O relatório da Abeam não considera lanchas, barcos de pesquisa e flotéis, nem embarcações com porte inferior a 100 tpb ou bhp inferior a 1.000, e inclui embarcações que podem ou não estar amparadas por contratos, no mercado spot, em manutenção o eventualmente fora de operação.
Classificação das classes de embarcações pela Abeam
AHTS (Anchor Handling and Tug Supply):
Embarcações de elevada potência que atuam como rebocador, manuseio de âncoras e transporte de suprimentos.
PSV (Platform Supply Vessel):
Utilizadas para transporte de suprimentos.
SV (Mini Suplly Vessel):
Mini supridores às plataformas de petróleo.
FSV (Fast Suplly Vessel):
Supridores de cargas rápidas.
Crewboat:
Adotadas para transporte de tripulantes para as plataformas.
OSRV (Oil Spill Response Vessel):
Utilizadas para combate a derramamento de óleo.
RSV (Remotely Support Vessel):
Embarcações equipadas com veículos de operação remota (Remotely Operated Vehicle – ROV).
RV (Research Vessel):
Embarcações de Pesquisa.
DSV (Diving Support Vessel):
Embarcações para suporte e apoio ao mergulho.

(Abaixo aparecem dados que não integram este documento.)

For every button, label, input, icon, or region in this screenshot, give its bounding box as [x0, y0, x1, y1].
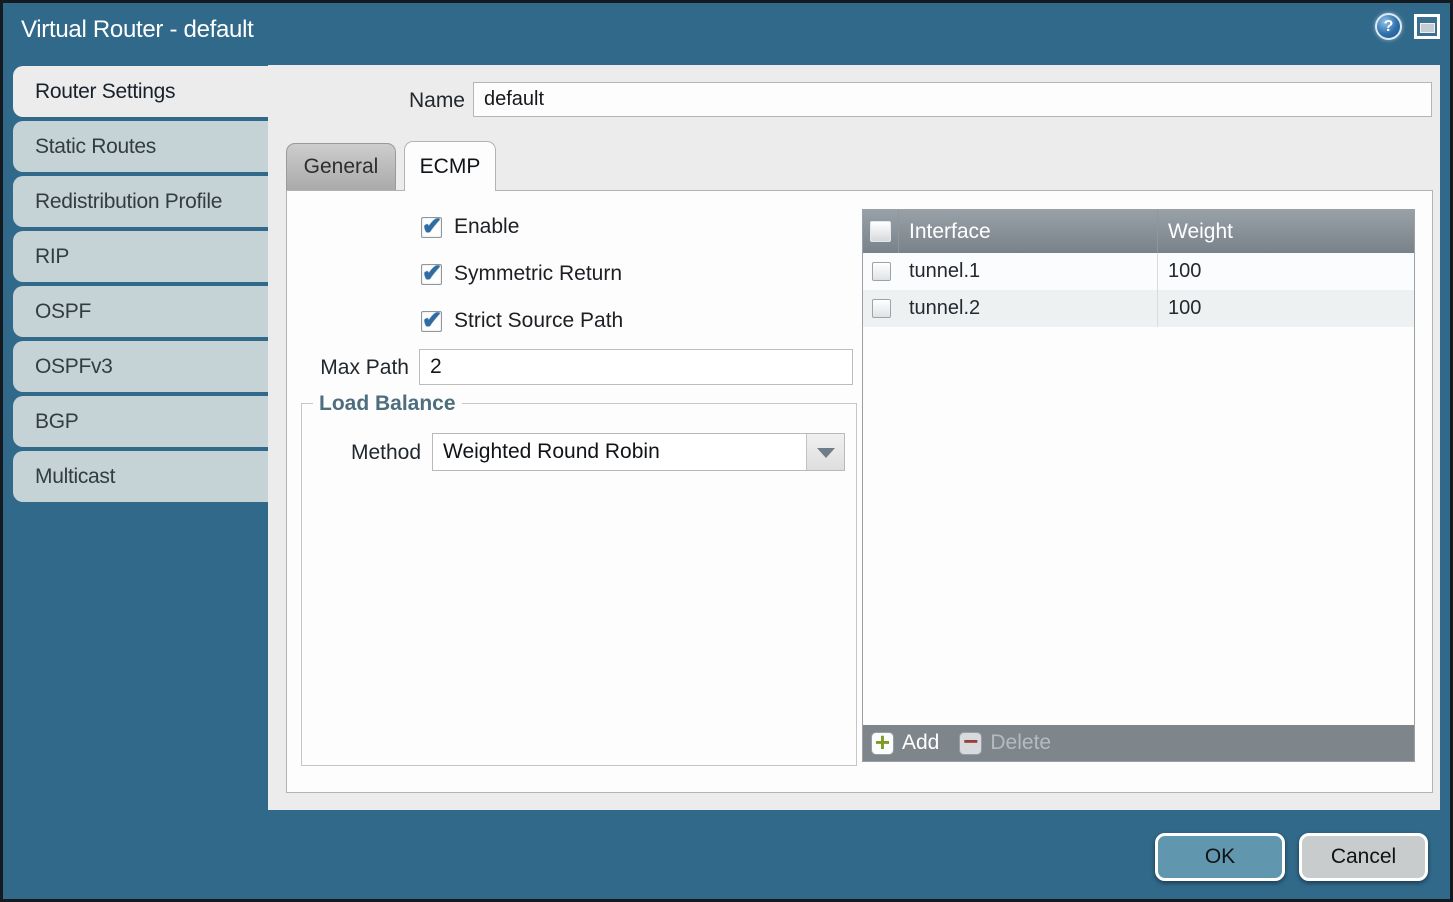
- enable-checkbox[interactable]: ✔: [421, 217, 442, 238]
- row-check-cell: [863, 299, 899, 318]
- method-dropdown[interactable]: Weighted Round Robin: [432, 433, 845, 471]
- weight-cell: 100: [1158, 297, 1414, 320]
- strict-source-path-label: Strict Source Path: [454, 309, 623, 333]
- symmetric-return-label: Symmetric Return: [454, 262, 622, 286]
- delete-button-label: Delete: [990, 731, 1051, 755]
- minus-icon: −: [959, 732, 982, 755]
- sidebar-item-label: BGP: [35, 410, 78, 434]
- interface-column-header: Interface: [899, 210, 1158, 253]
- row-check-cell: [863, 262, 899, 281]
- sidebar-item-static-routes[interactable]: Static Routes: [13, 121, 268, 172]
- sidebar-item-ospfv3[interactable]: OSPFv3: [13, 341, 268, 392]
- enable-row: ✔ Enable: [421, 215, 519, 239]
- delete-button[interactable]: − Delete: [959, 731, 1051, 755]
- sidebar-item-router-settings[interactable]: Router Settings: [13, 66, 268, 117]
- add-button-label: Add: [902, 731, 939, 755]
- ecmp-tab-content: ✔ Enable ✔ Symmetric Return ✔ Strict Sou…: [286, 190, 1433, 793]
- cancel-button-label: Cancel: [1331, 845, 1396, 869]
- sidebar: Router Settings Static Routes Redistribu…: [13, 66, 268, 506]
- interface-cell: tunnel.1: [899, 253, 1158, 290]
- sidebar-item-label: OSPFv3: [35, 355, 113, 379]
- interface-cell: tunnel.2: [899, 290, 1158, 327]
- method-label: Method: [317, 441, 421, 465]
- row-checkbox[interactable]: [872, 299, 891, 318]
- interface-table: Interface Weight tunnel.1 100 tunnel.2 1…: [862, 209, 1415, 762]
- table-row[interactable]: tunnel.2 100: [863, 290, 1414, 327]
- sidebar-item-redistribution-profile[interactable]: Redistribution Profile: [13, 176, 268, 227]
- table-header: Interface Weight: [863, 210, 1414, 253]
- enable-label: Enable: [454, 215, 519, 239]
- sidebar-item-multicast[interactable]: Multicast: [13, 451, 268, 502]
- title-bar: Virtual Router - default ?: [3, 3, 1450, 61]
- chevron-down-icon[interactable]: [806, 434, 844, 470]
- name-label: Name: [358, 89, 465, 113]
- table-row[interactable]: tunnel.1 100: [863, 253, 1414, 290]
- restore-window-icon[interactable]: [1414, 14, 1440, 39]
- tab-ecmp-label: ECMP: [420, 155, 481, 179]
- strict-source-path-checkbox[interactable]: ✔: [421, 311, 442, 332]
- sidebar-item-label: RIP: [35, 245, 69, 269]
- sidebar-item-ospf[interactable]: OSPF: [13, 286, 268, 337]
- strict-source-path-row: ✔ Strict Source Path: [421, 309, 623, 333]
- sidebar-item-label: Multicast: [35, 465, 115, 489]
- virtual-router-dialog: Virtual Router - default ? Router Settin…: [0, 0, 1453, 902]
- method-value: Weighted Round Robin: [443, 440, 660, 464]
- weight-column-header: Weight: [1158, 220, 1414, 244]
- sidebar-item-bgp[interactable]: BGP: [13, 396, 268, 447]
- ok-button[interactable]: OK: [1155, 833, 1285, 881]
- plus-icon: +: [871, 732, 894, 755]
- sidebar-item-label: Static Routes: [35, 135, 156, 159]
- select-all-checkbox[interactable]: [870, 221, 891, 242]
- dialog-title: Virtual Router - default: [21, 16, 253, 44]
- symmetric-return-row: ✔ Symmetric Return: [421, 262, 622, 286]
- max-path-label: Max Path: [287, 356, 409, 380]
- table-empty-area: [863, 327, 1414, 725]
- add-button[interactable]: + Add: [871, 731, 939, 755]
- tab-general[interactable]: General: [286, 143, 396, 190]
- max-path-input[interactable]: [419, 349, 853, 385]
- sidebar-item-rip[interactable]: RIP: [13, 231, 268, 282]
- sidebar-item-label: OSPF: [35, 300, 91, 324]
- check-icon: ✔: [422, 259, 442, 288]
- tab-ecmp[interactable]: ECMP: [404, 141, 496, 191]
- symmetric-return-checkbox[interactable]: ✔: [421, 264, 442, 285]
- header-check-cell: [863, 210, 899, 253]
- ok-button-label: OK: [1205, 845, 1235, 869]
- check-icon: ✔: [422, 306, 442, 335]
- sidebar-item-label: Router Settings: [35, 80, 175, 104]
- cancel-button[interactable]: Cancel: [1299, 833, 1428, 881]
- help-icon[interactable]: ?: [1375, 13, 1402, 40]
- load-balance-legend: Load Balance: [313, 392, 462, 416]
- check-icon: ✔: [422, 212, 442, 241]
- tab-general-label: General: [304, 155, 379, 179]
- name-input[interactable]: [473, 82, 1432, 117]
- row-checkbox[interactable]: [872, 262, 891, 281]
- sidebar-item-label: Redistribution Profile: [35, 190, 222, 214]
- weight-cell: 100: [1158, 260, 1414, 283]
- main-panel: Name General ECMP ✔ Enable ✔ Symmetric R…: [268, 65, 1440, 810]
- table-footer: + Add − Delete: [863, 725, 1414, 761]
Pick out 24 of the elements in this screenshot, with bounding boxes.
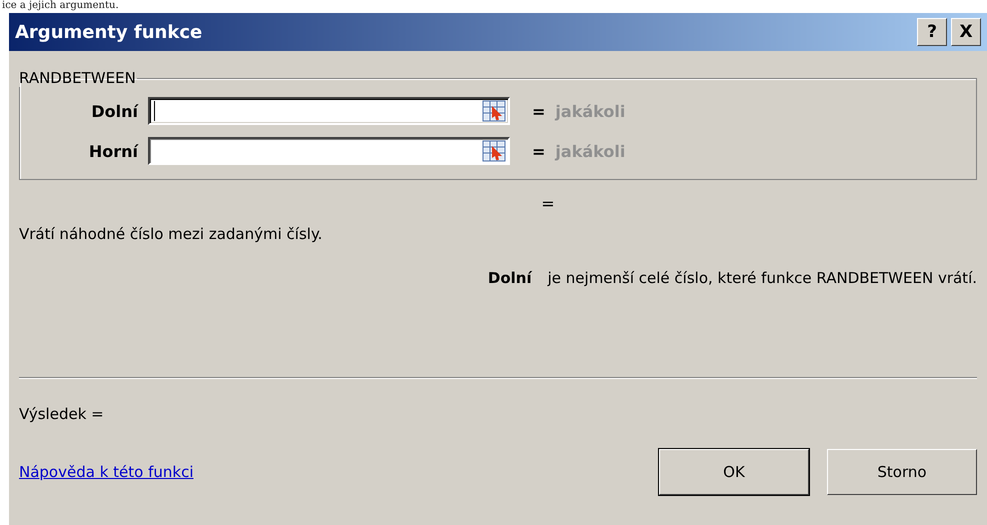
equals-sign: = (532, 102, 546, 120)
ok-button[interactable]: OK (659, 449, 809, 495)
group-label: RANDBETWEEN (18, 69, 137, 87)
window-title: Argumenty funkce (15, 22, 202, 42)
argument-label: Dolní (90, 102, 140, 120)
argument-name: Dolní (488, 269, 532, 287)
text-cursor (154, 101, 155, 121)
argument-result: jakákoli (555, 102, 626, 120)
equals-sign: = (532, 142, 546, 160)
range-select-icon[interactable] (482, 100, 506, 122)
argument-result: jakákoli (555, 142, 626, 160)
formula-result: = (540, 194, 556, 213)
argument-description: je nejmenší celé číslo, které funkce RANDBETWEEN vrátí. (548, 269, 977, 287)
argument-field[interactable] (148, 97, 510, 125)
cancel-button[interactable]: Storno (827, 449, 977, 495)
argument-label: Horní (88, 142, 140, 160)
close-button[interactable]: X (951, 18, 981, 46)
argument-field[interactable] (148, 137, 510, 165)
page-text: ice a jejich argumentu. (1, 0, 120, 12)
result-label: Výsledek = (19, 405, 105, 423)
range-select-icon[interactable] (482, 140, 506, 162)
function-description: Vrátí náhodné číslo mezi zadanými čísly. (19, 225, 324, 243)
help-button[interactable]: ? (917, 18, 947, 46)
help-link[interactable]: Nápověda k této funkci (19, 463, 194, 481)
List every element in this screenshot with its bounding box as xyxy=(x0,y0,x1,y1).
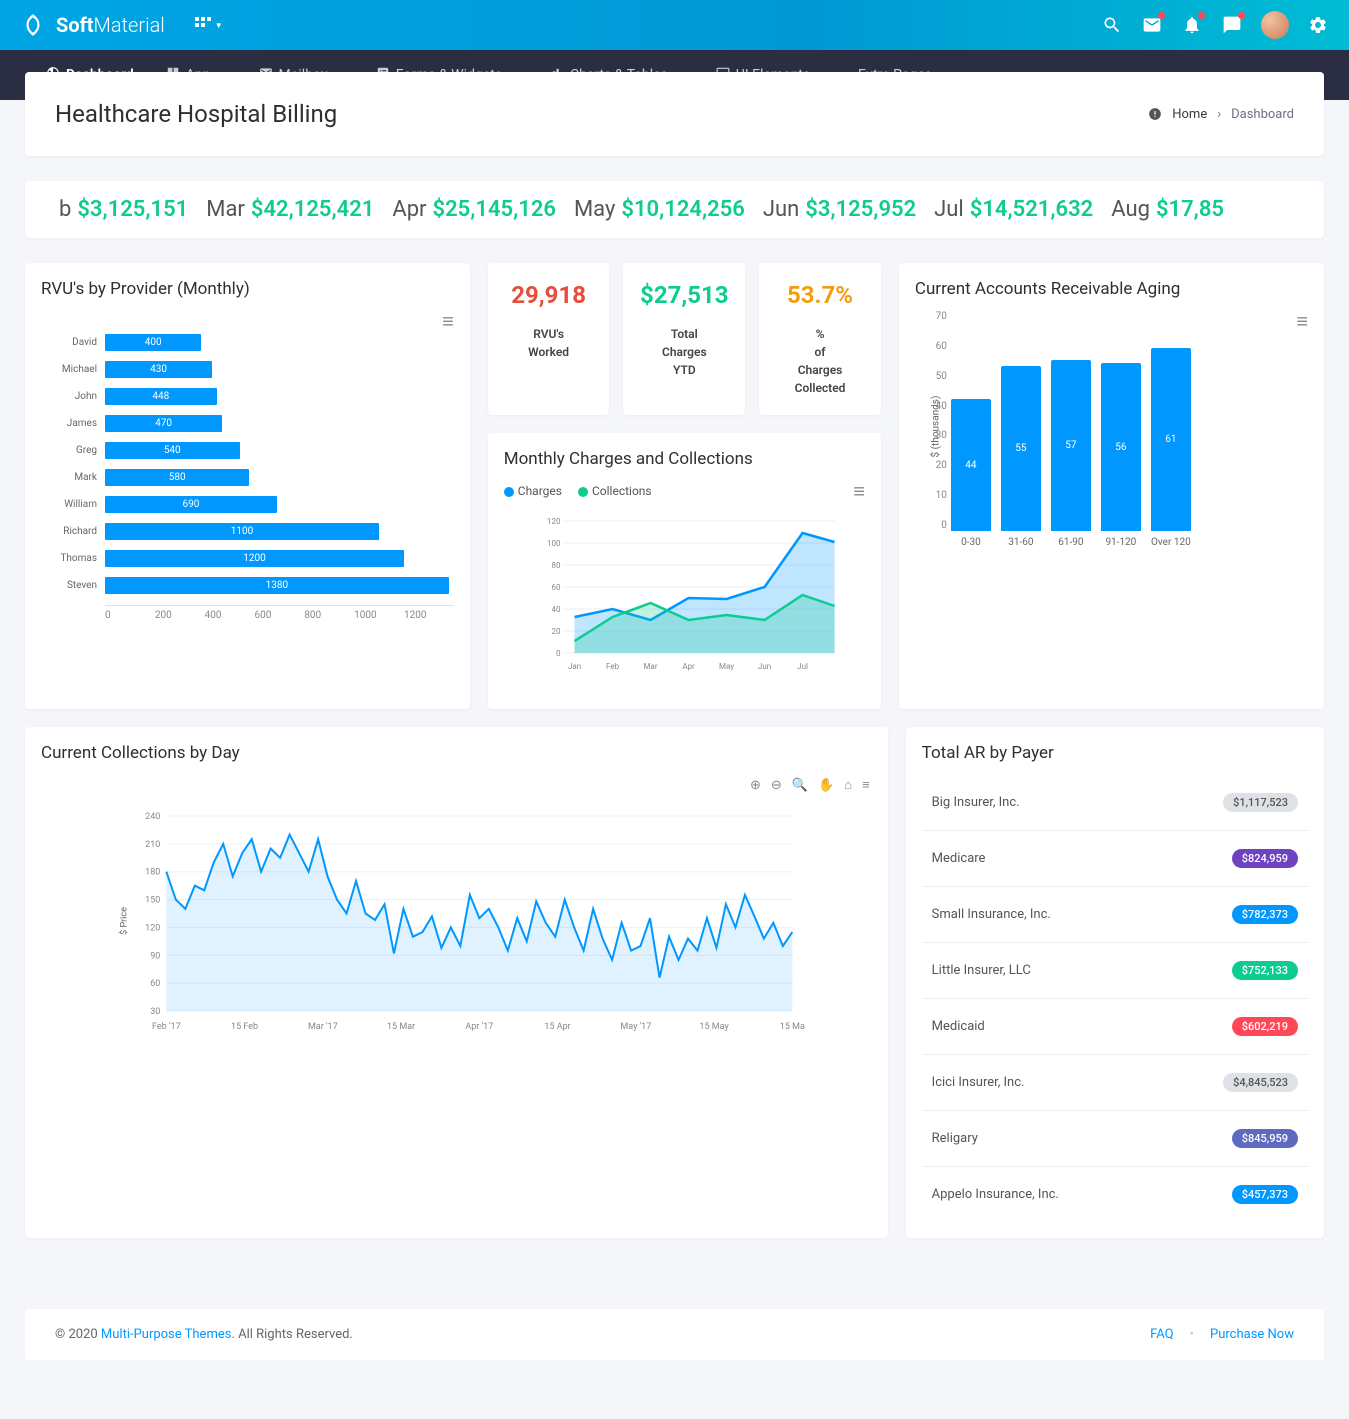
svg-text:Mar: Mar xyxy=(643,662,657,671)
svg-text:40: 40 xyxy=(551,605,560,614)
svg-text:15 Apr: 15 Apr xyxy=(544,1022,570,1032)
faq-link[interactable]: FAQ xyxy=(1150,1327,1173,1342)
ar-payer-card: Total AR by Payer Big Insurer, Inc.$1,11… xyxy=(906,727,1324,1238)
stat-card: 53.7%%ofChargesCollected xyxy=(759,263,881,415)
svg-text:210: 210 xyxy=(145,840,160,850)
chart-toolbar: ⊕ ⊖ 🔍 ✋ ⌂ ≡ xyxy=(41,775,872,795)
svg-text:Feb: Feb xyxy=(606,662,620,671)
logo[interactable]: SoftMaterial xyxy=(20,12,165,38)
payer-row: Small Insurance, Inc.$782,373 xyxy=(922,887,1308,943)
menu-icon[interactable]: ≡ xyxy=(860,775,872,795)
payer-row: Medicaid$602,219 xyxy=(922,999,1308,1055)
svg-text:Apr '17: Apr '17 xyxy=(465,1022,493,1032)
svg-text:15 Feb: 15 Feb xyxy=(231,1022,258,1032)
breadcrumb-current: Dashboard xyxy=(1231,107,1294,122)
svg-text:May '17: May '17 xyxy=(620,1022,651,1032)
collections-day-card: Current Collections by Day ⊕ ⊖ 🔍 ✋ ⌂ ≡ 3… xyxy=(25,727,888,1238)
rvu-chart: David400Michael430John448James470Greg540… xyxy=(41,329,454,599)
svg-text:$ Price: $ Price xyxy=(118,907,129,935)
footer-company-link[interactable]: Multi-Purpose Themes xyxy=(101,1327,232,1342)
svg-text:Feb '17: Feb '17 xyxy=(152,1022,181,1032)
monthly-charges-card: Monthly Charges and Collections ≡ Charge… xyxy=(488,433,881,709)
svg-text:Apr: Apr xyxy=(682,662,695,671)
top-header: SoftMaterial ▼ xyxy=(0,0,1349,50)
svg-text:60: 60 xyxy=(551,583,560,592)
page-title: Healthcare Hospital Billing xyxy=(55,100,337,128)
payer-row: Appelo Insurance, Inc.$457,373 xyxy=(922,1167,1308,1222)
payer-row: Religary$845,959 xyxy=(922,1111,1308,1167)
settings-icon[interactable] xyxy=(1307,14,1329,36)
stat-card: $27,513TotalChargesYTD xyxy=(623,263,745,415)
svg-text:90: 90 xyxy=(150,951,160,961)
chat-icon[interactable] xyxy=(1221,14,1243,36)
svg-text:May: May xyxy=(719,662,734,671)
breadcrumb-home[interactable]: Home xyxy=(1172,107,1207,122)
mail-icon[interactable] xyxy=(1141,14,1163,36)
payer-row: Little Insurer, LLC$752,133 xyxy=(922,943,1308,999)
svg-text:120: 120 xyxy=(547,517,561,526)
bell-icon[interactable] xyxy=(1181,14,1203,36)
svg-text:15 May: 15 May xyxy=(699,1022,729,1032)
avatar[interactable] xyxy=(1261,11,1289,39)
chart-menu-icon[interactable]: ≡ xyxy=(442,311,454,331)
svg-text:15 Ma: 15 Ma xyxy=(780,1022,805,1032)
stat-card: 29,918RVU'sWorked xyxy=(488,263,610,415)
page-header: Healthcare Hospital Billing Home › Dashb… xyxy=(25,72,1324,156)
zoom-out-icon[interactable]: ⊖ xyxy=(769,776,784,795)
zoom-in-icon[interactable]: ⊕ xyxy=(748,776,763,795)
pan-icon[interactable]: ✋ xyxy=(816,776,836,795)
collections-chart: 30 60 90 120 150 180 210 240 $ Price Feb '17 15 … xyxy=(41,801,872,1041)
svg-text:60: 60 xyxy=(150,979,160,989)
ar-aging-card: Current Accounts Receivable Aging ≡ $ (t… xyxy=(899,263,1324,709)
svg-text:150: 150 xyxy=(145,896,160,906)
breadcrumb: Home › Dashboard xyxy=(1148,107,1294,122)
svg-text:Mar '17: Mar '17 xyxy=(308,1022,338,1032)
monthly-chart: 120 100 80 60 40 20 0 Jan Feb Mar Apr May Jun Jul xyxy=(504,509,865,689)
ar-aging-chart: $ (thousands) 706050403020100 4455575661 xyxy=(915,311,1296,531)
chart-menu-icon[interactable]: ≡ xyxy=(853,481,865,501)
svg-text:20: 20 xyxy=(551,627,560,636)
payer-row: Medicare$824,959 xyxy=(922,831,1308,887)
svg-text:Jan: Jan xyxy=(568,662,581,671)
purchase-link[interactable]: Purchase Now xyxy=(1210,1327,1294,1342)
svg-text:0: 0 xyxy=(556,649,561,658)
svg-text:100: 100 xyxy=(547,539,561,548)
svg-text:Jul: Jul xyxy=(797,662,808,671)
svg-text:120: 120 xyxy=(145,923,160,933)
apps-grid-button[interactable]: ▼ xyxy=(195,17,223,33)
rvu-provider-card: RVU's by Provider (Monthly) ≡ David400Mi… xyxy=(25,263,470,709)
svg-text:240: 240 xyxy=(145,812,160,822)
svg-text:180: 180 xyxy=(145,868,160,878)
payer-row: Big Insurer, Inc.$1,117,523 xyxy=(922,775,1308,831)
svg-text:15 Mar: 15 Mar xyxy=(387,1022,415,1032)
chart-menu-icon[interactable]: ≡ xyxy=(1296,311,1308,331)
revenue-ticker: b$3,125,151Mar$42,125,421Apr$25,145,126M… xyxy=(25,181,1324,238)
logo-icon xyxy=(20,12,46,38)
footer: © 2020 Multi-Purpose Themes. All Rights … xyxy=(25,1309,1324,1360)
svg-text:30: 30 xyxy=(150,1007,160,1017)
dashboard-icon xyxy=(1148,107,1162,121)
search-icon[interactable] xyxy=(1101,14,1123,36)
stats-row: 29,918RVU'sWorked$27,513TotalChargesYTD5… xyxy=(488,263,881,415)
svg-text:Jun: Jun xyxy=(758,662,771,671)
home-icon[interactable]: ⌂ xyxy=(842,775,854,795)
zoom-tool-icon[interactable]: 🔍 xyxy=(790,776,810,795)
payer-row: Icici Insurer, Inc.$4,845,523 xyxy=(922,1055,1308,1111)
svg-text:80: 80 xyxy=(551,561,560,570)
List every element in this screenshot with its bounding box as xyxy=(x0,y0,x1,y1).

WSV (Well Stimulation Vessel):
Empregadas para estimulação de poços de petróleo.
PLSV (Pipe Laying Support Vessel):
Embarcação complexa e altamente especializada, dotada de equipamentos/sistemas sofisticados e de elevado valor, é usada para construção e lançamento de linhas rígidas e flexíveis.
MPSV (Multi-Purpose Support Vessel):
Embarcações empregadas em tarefas múltiplas.